Today was the first time Her Majesty didn’t instantly turn tail and flee at the sight of me. In fact, she remained on the step, staring intently at me as I approached. It’s likely that the recent addition to our street of a full-on river suitable for white-water rafting was a factor in her decision not to bolt, but I chose to pretend that we had finally established a rapport. “Hey, cat,” I said uncertainly in Korean. The cat did not speak. I moved up a step and tried again. “Are you OK?” I asked, also in Korean. Still the cat did not speak. I climbed the final step and looked down at her, not sure how to get into the building without rudely dislodging her from her post and ruining our blossoming friendship.

I needn’t have worried. The cleaning lady chose that moment to open the door from the inside, startling the cat, who – it turns out – is of a rather nervous disposition. She leapt up as if she’d been shot and launched herself forward. This was an unfortunate choice of direction as it happened to be where I was standing at the time, but I don’t think she paused to think it through, in her panic.

“Yowwwwwwwwwwwwwl!” she shrieked, in a deep, guttural moan louder than I would ever have believed possible for a small and mangey cat. “Oh, aw-taw-kayyyyyy!!!” cried the surprised cleaning lady, dropping her mop bucket. “Holy FECK!” I howled, definitely not in Korean, unsuccessfully trying to fight off a deranged and psychopathic wildcat with my dripping umbrella. I staggered back down the steps, landed in the roaring rapids, dropped my umbrella, splashed around a bit in an attempt to regain my balance, and looked up to see the cat doing a frantic breaststroke down the street in an effort to get away while the cleaning lady collapsed against the wall and burst into uncontrollable giggles.

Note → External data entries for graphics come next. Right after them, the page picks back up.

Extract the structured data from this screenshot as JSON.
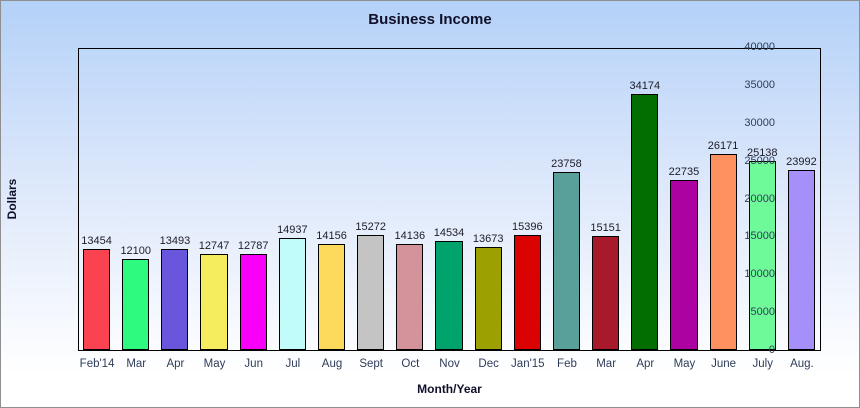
{
  "window": {
    "border_color": "#8f8f8f",
    "background_gradient_top": "#b4d1f8",
    "background_gradient_bottom": "#ffffff"
  },
  "chart_data": {
    "type": "bar",
    "title": "Business Income",
    "xlabel": "Month/Year",
    "ylabel": "Dollars",
    "ylim": [
      0,
      40000
    ],
    "ytick_step": 5000,
    "grid": false,
    "legend_position": "none",
    "value_labels_shown": true,
    "categories": [
      "Feb'14",
      "Mar",
      "Apr",
      "May",
      "Jun",
      "Jul",
      "Aug",
      "Sept",
      "Oct",
      "Nov",
      "Dec",
      "Jan'15",
      "Feb",
      "Mar",
      "Apr",
      "May",
      "June",
      "July",
      "Aug."
    ],
    "values": [
      13454,
      12100,
      13493,
      12747,
      12787,
      14937,
      14156,
      15272,
      14136,
      14534,
      13673,
      15396,
      23758,
      15151,
      34174,
      22735,
      26171,
      25138,
      23992
    ],
    "bar_colors": [
      "#fa4251",
      "#2efa80",
      "#6a55dd",
      "#f5ed5e",
      "#f800f8",
      "#c2fcfa",
      "#fdd95c",
      "#c4c4c4",
      "#d4939b",
      "#00a36c",
      "#9ca000",
      "#db0202",
      "#5aa09a",
      "#a8192b",
      "#026e02",
      "#ac02a2",
      "#fe9160",
      "#6efa98",
      "#a78ffa"
    ],
    "bar_border_color": "#000000",
    "title_color": "#10102a",
    "tick_label_color": "#2f3d59",
    "value_label_color": "#1c1c28"
  }
}
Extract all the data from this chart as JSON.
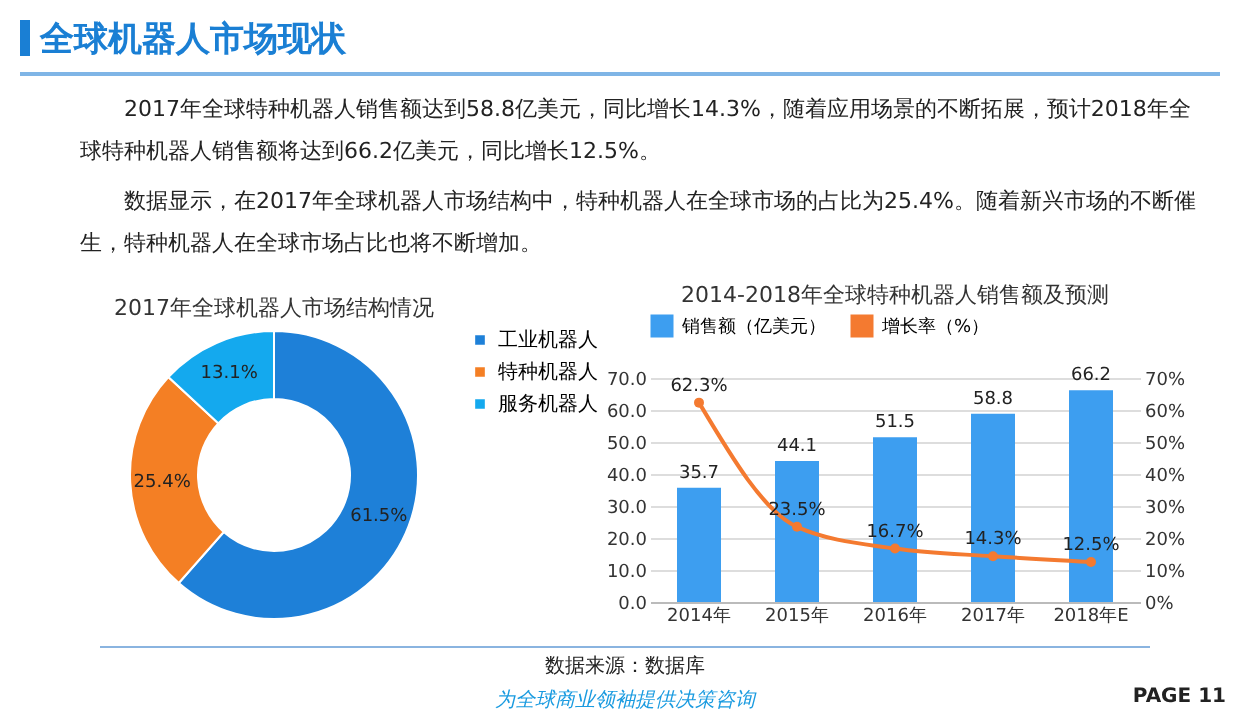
{
  "chart_data": [
    {
      "type": "other",
      "title": "全球机器人市场现状",
      "annotations": [
        "2017年全球特种机器人销售额达到58.8亿美元，同比增长14.3%，随着应用场景的不断拓展，预计2018年全球特种机器人销售额将达到66.2亿美元，同比增长12.5%。",
        "数据显示，在2017年全球机器人市场结构中，特种机器人在全球市场的占比为25.4%。随着新兴市场的不断催生，特种机器人在全球市场占比也将不断增加。",
        "数据来源：数据库",
        "为全球商业领袖提供决策咨询",
        "PAGE 11"
      ]
    },
    {
      "type": "donut",
      "title": "2017年全球机器人市场结构情况",
      "categories": [
        "工业机器人",
        "特种机器人",
        "服务机器人"
      ],
      "values": [
        61.5,
        25.4,
        13.1
      ],
      "colors": [
        "#1e80d8",
        "#f47f24",
        "#14a9ee"
      ],
      "value_labels": [
        "61.5%",
        "25.4%",
        "13.1%"
      ],
      "legend": "right"
    },
    {
      "type": "bar",
      "title": "2014-2018年全球特种机器人销售额及预测",
      "categories": [
        "2014年",
        "2015年",
        "2016年",
        "2017年",
        "2018年E"
      ],
      "series": [
        {
          "name": "销售额（亿美元）",
          "type": "bar",
          "color": "#3d9ef0",
          "values": [
            35.7,
            44.1,
            51.5,
            58.8,
            66.2
          ],
          "value_labels": [
            "35.7",
            "44.1",
            "51.5",
            "58.8",
            "66.2"
          ]
        },
        {
          "name": "增长率（%）",
          "type": "line",
          "axis": "y2",
          "color": "#f47a30",
          "values": [
            62.3,
            23.5,
            16.7,
            14.3,
            12.5
          ],
          "value_labels": [
            "62.3%",
            "23.5%",
            "16.7%",
            "14.3%",
            "12.5%"
          ]
        }
      ],
      "ylim": [
        0,
        70
      ],
      "yticks": [
        {
          "value": 0,
          "label": "0.0"
        },
        {
          "value": 10,
          "label": "10.0"
        },
        {
          "value": 20,
          "label": "20.0"
        },
        {
          "value": 30,
          "label": "30.0"
        },
        {
          "value": 40,
          "label": "40.0"
        },
        {
          "value": 50,
          "label": "50.0"
        },
        {
          "value": 60,
          "label": "60.0"
        },
        {
          "value": 70,
          "label": "70.0"
        }
      ],
      "y2lim": [
        0,
        70
      ],
      "y2ticks": [
        {
          "value": 0,
          "label": "0%"
        },
        {
          "value": 10,
          "label": "10%"
        },
        {
          "value": 20,
          "label": "20%"
        },
        {
          "value": 30,
          "label": "30%"
        },
        {
          "value": 40,
          "label": "40%"
        },
        {
          "value": 50,
          "label": "50%"
        },
        {
          "value": 60,
          "label": "60%"
        },
        {
          "value": 70,
          "label": "70%"
        }
      ],
      "grid": "y",
      "legend": "top",
      "marker": "circle"
    }
  ]
}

In as dignified a manner as one can manage after being attacked and pushed down a flight of stairs into a street-river by a small and malnourished stray cat, I picked up my umbrella, shook myself to remove excess water, and squelched soggily up the steps, past the hysterical cleaner, and into the building, where of course I slid on the wet floor and dropped my umbrella again as I crashed against someone’s door in an effort not to fall over.

The world is a dangerous place. I think I’ll have a glass of wine.